November 18, 2013
By Dan Namowitz
It’s been a long, bouncy flight in the clouds. Now, as two pilots in a vintage single near the destination, they delight to break out into sunlight, and gladly relinquish the IFR clearance that has brought them from the New England coast to within range of New York’s Albany International Airport.
Ragged ridges of the Berkshire Hills of western Massachusetts remain to be crossed. But after traversing 100 miles of front, going visual is a great relief.
Note to new instrument pilots: Even in the weather-prone Northeast, flights like this are the exception, not the rule—welcome news, perhaps, to newcomers who have confided disappointment at IFR encounters consisting of a brief climb or descent through clouds on trips flown mainly in visual conditions.

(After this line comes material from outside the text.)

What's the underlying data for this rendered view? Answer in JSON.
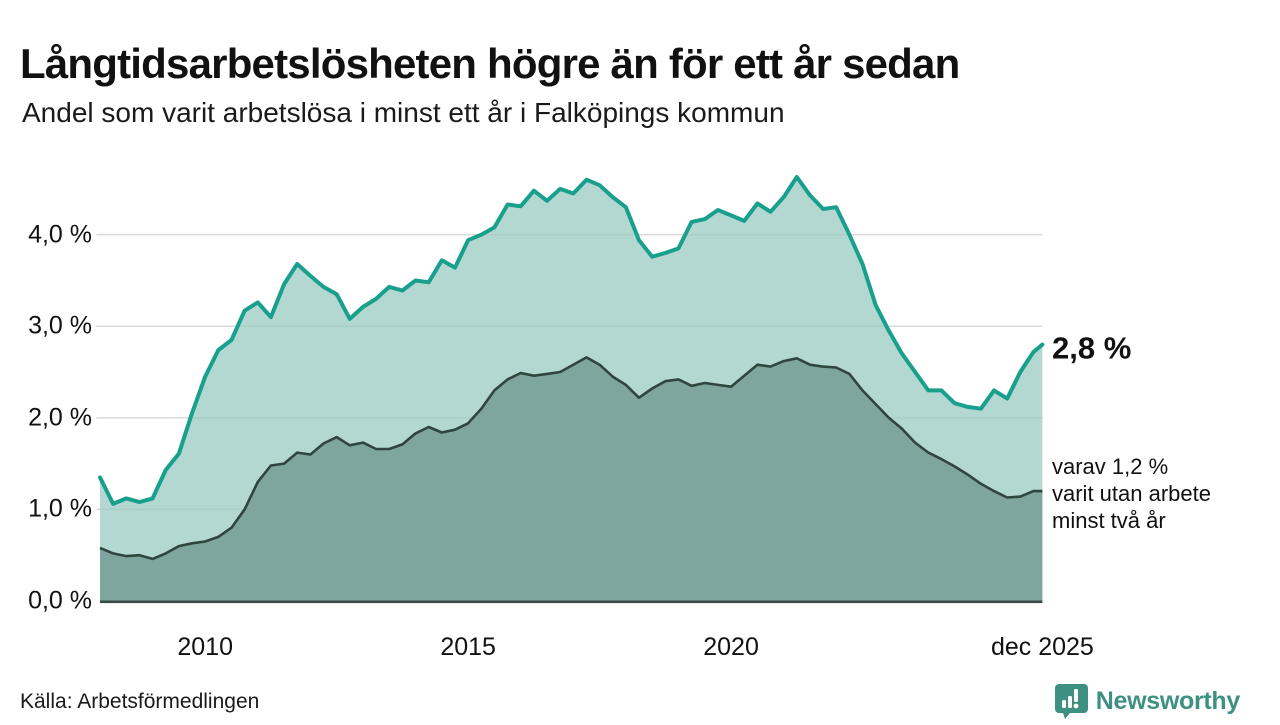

No one in that aircraft would have minded a meteorologically mundane mission. The left-seater, depleted from hand-flying in moderate turbulence and rain, was grateful to be spared an unfamiliar instrument approach in shifty winds.
But about those ridges: Straddling V2, they can redirect airflow strongly enough to be charted (on the sectional) as a soaring milieu. Now a weary instrument pilot must pick a way through, high enough to clear, and low enough to maintain VFR—while approaching the ridges from the downwind side, where any rotor-effect turbulence will make its presence felt.
Was IFR-for-VFR a good trade?
Before this phase of the flight, terrain was of no concern—a state of situational awareness underscored by the topographic blankness of IFR charts and approach plates (that show waterways and obstacles but not—except in mountainous areas—major landforms).
Although instrument pilots learn the obstacle clearances afforded by minimum enroute altitudes and protected areas, and memorize approach minimums and missed-approach routings, the underlying terrain features that are responsible for the numbers get no special emphasis.
If the day arrives for a new IFR pilot to take on the challenge of that apocryphal IFR flight imagined during training, be assured that after prolonged flight by instrument references, any chance to return to visual flying will be a strong temptation. But will it be the safe call?
The answer can only be found in two sources of information: the weather ahead, and the terrain below. So bring that VFR chart along, and have it within reach.
Dan Namowitz is an aviation writer and flight instructor. He has been a pilot since 1985 and an instructor since 1990.